La propulsion hypersonique constitue une avancée décisive comme outil de la surprise stratégique. À l'instar des États-Unis, leader incontesté, la France pourrait développer une capacité de dimension straté-gique utilisable face aux menaces proliférantes.
La France, leader européen pour la création d'une force aérospatiale stratégique hypersonique ?
France, European Leader in the Creation of a Hypersonic Aerospace Strategy?
Hypersonic propulsion constitutes a decisive advance as a tool for strategic surprise. Following the example of the United States, the incontestable leader, France could develop a strategic capacity to be used in the face of proliferation threats.

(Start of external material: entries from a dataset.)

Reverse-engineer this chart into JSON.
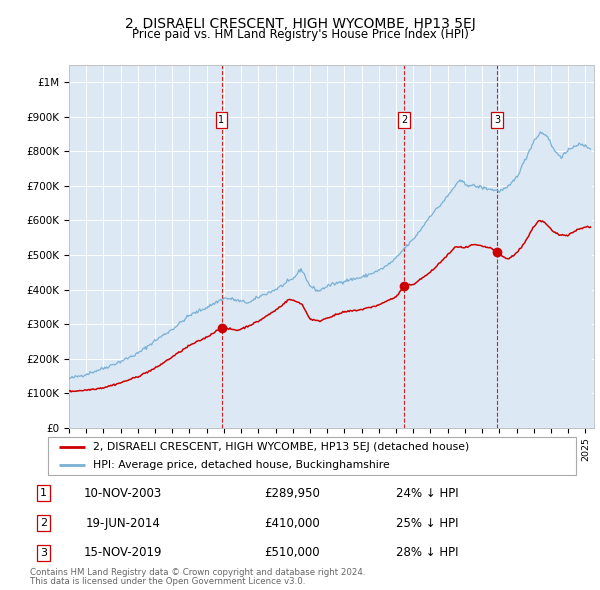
{
  "title": "2, DISRAELI CRESCENT, HIGH WYCOMBE, HP13 5EJ",
  "subtitle": "Price paid vs. HM Land Registry's House Price Index (HPI)",
  "legend_red": "2, DISRAELI CRESCENT, HIGH WYCOMBE, HP13 5EJ (detached house)",
  "legend_blue": "HPI: Average price, detached house, Buckinghamshire",
  "footer1": "Contains HM Land Registry data © Crown copyright and database right 2024.",
  "footer2": "This data is licensed under the Open Government Licence v3.0.",
  "transactions": [
    {
      "num": 1,
      "date": "10-NOV-2003",
      "price": 289950,
      "price_str": "£289,950",
      "pct": "24% ↓ HPI",
      "decimal_date": 2003.86
    },
    {
      "num": 2,
      "date": "19-JUN-2014",
      "price": 410000,
      "price_str": "£410,000",
      "pct": "25% ↓ HPI",
      "decimal_date": 2014.47
    },
    {
      "num": 3,
      "date": "15-NOV-2019",
      "price": 510000,
      "price_str": "£510,000",
      "pct": "28% ↓ HPI",
      "decimal_date": 2019.87
    }
  ],
  "background_color": "#dce9f5",
  "red_color": "#cc0000",
  "blue_color": "#7ab0d4",
  "grid_color": "#ffffff",
  "ylim": [
    0,
    1050000
  ],
  "xlim_start": 1995.0,
  "xlim_end": 2025.5,
  "yticks": [
    0,
    100000,
    200000,
    300000,
    400000,
    500000,
    600000,
    700000,
    800000,
    900000,
    1000000
  ],
  "ylabels": [
    "£0",
    "£100K",
    "£200K",
    "£300K",
    "£400K",
    "£500K",
    "£600K",
    "£700K",
    "£800K",
    "£900K",
    "£1M"
  ]
}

Le futur stratégique se prépare toujours au présent même si, comme disait le général de Gaulle, « l’action de guerre est toujours contingente (…) qu’elle se présente toujours d’une manière imprévue, qu’elle est infiniment variable, qu’elle n’a jamais de précédent ». Or, ce futur stratégique est toujours impulsé par une nation « leader », aujourd’hui les États-Unis, qui investit et dans la pensée innovante et dans la recherche des techniques de demain, les deux éléments s’articulant dynamiquement pour créer la surprise stratégique. Il en résulte de nombreux programmes de recherches, à l’instar des programmes aérospatiaux hypersoniques, parfois tellement secrets, qu’ils n’existent pas budgétairement, tels les « black programs » (1). Il en découle aussi la production de nombreux documents de prospective géopolitique et de stratégie qui permettent d’entrevoir ce que seront les besoins de demain en particulier le Conventional Project Global Strike (CPGS) de 2001.
Le CPGS (2), c’est-à-dire le programme de « frappes stratégiques (mondiales) rapides » (cf. B. Gruselle) est présenté par les États-Unis comme une réflexion tactique. Pourtant, ce projet a pour objectif principal de pouvoir frapper partout dans le monde une cible en moins d’une heure avec une arme à charge conventionnelle ou inerte sachant qu’il ne doit pas être interdit que les systèmes soient armés de têtes nucléaires : le CPGS est donc une réflexion stratégique fondamentale modifiant l’équilibre des rapports de force à l’échelle mondiale. Si les Américains annoncent dans le cadre de ce programme vouloir abandonner l’arme nucléaire qu’ils considèrent comme inadaptée au regard des nouveaux risques, notamment le terrorisme transnational, ils poursuivent cependant une logique stratégique à plusieurs bandes dont la composante nucléaire reste un élément pivot (3) ne serait-ce que parce que l’hypothèse d’un conflit majeur face à une autre puissance nucléaire interdit toute renonciation au feu nucléaire. L’objectif du CPGS n’est réalisable que par la maîtrise de la vitesse hypersonique en milieu aérien haut, en stratosphère (4) ou par l’utilisation, sous la forme d’un continuum, de l’espace (la mésosphère en particulier), la combinaison des deux éléments étant de plus en plus prégnante.
Le CPGS suppose d’abord de dominer l’espace, car pour les États-Unis, c’est le moyen de maîtriser l’information en utilisant massivement les systèmes spatiaux de type ISR (Intelligence, Surveillance, Reconnaissance) en sus des autres fonctions (géolocalisation, etc.). Cette stratégie d’arsenalisation massive suppose l’accès permanent et rapide des forces américaines à l’espace, la liberté d’opérer dans l’espace et la capacité de remplacer à bref délai les systèmes qui seraient détruits par l’ennemi (5), enfin, la capacité d’interdire à d’autres l’utilisation de l’espace en neutralisant, en particulier électroniquement, leurs équipements spatiaux afin de créer une asymétrie stratégique. On passe là du Space Power ou puissance spatiale au Space Control, l’espace relevant de la sécurité nationale, c’est-à-dire le contrôle monopolistique de l’espace considéré comme zone de puissance exclusive. Ils développent pour ce faire, en particulier, un prototype très avancé de navette, le X37 B, capable d’atteindre l’espace à l’aide d’un lanceur de type Atlas 5 puis capable de rester en zone orbitale pendant des années (6) avant de revenir par lui-même sur Terre comme un avion. Réutilisable, cette navette prépositionnée doit assurer ainsi la permanence en vol au vu de missions qui peuvent être multiples : armé de brouilleurs électroniques ou d’un laser, le X37 B pourrait avoir vocation à neutraliser, voire détruire les satellites adverses ; emportant des minisatellites de remplacement, le X37 B aurait vocation à pallier rapidement toute rupture dans le système d’information et de commandement militaire.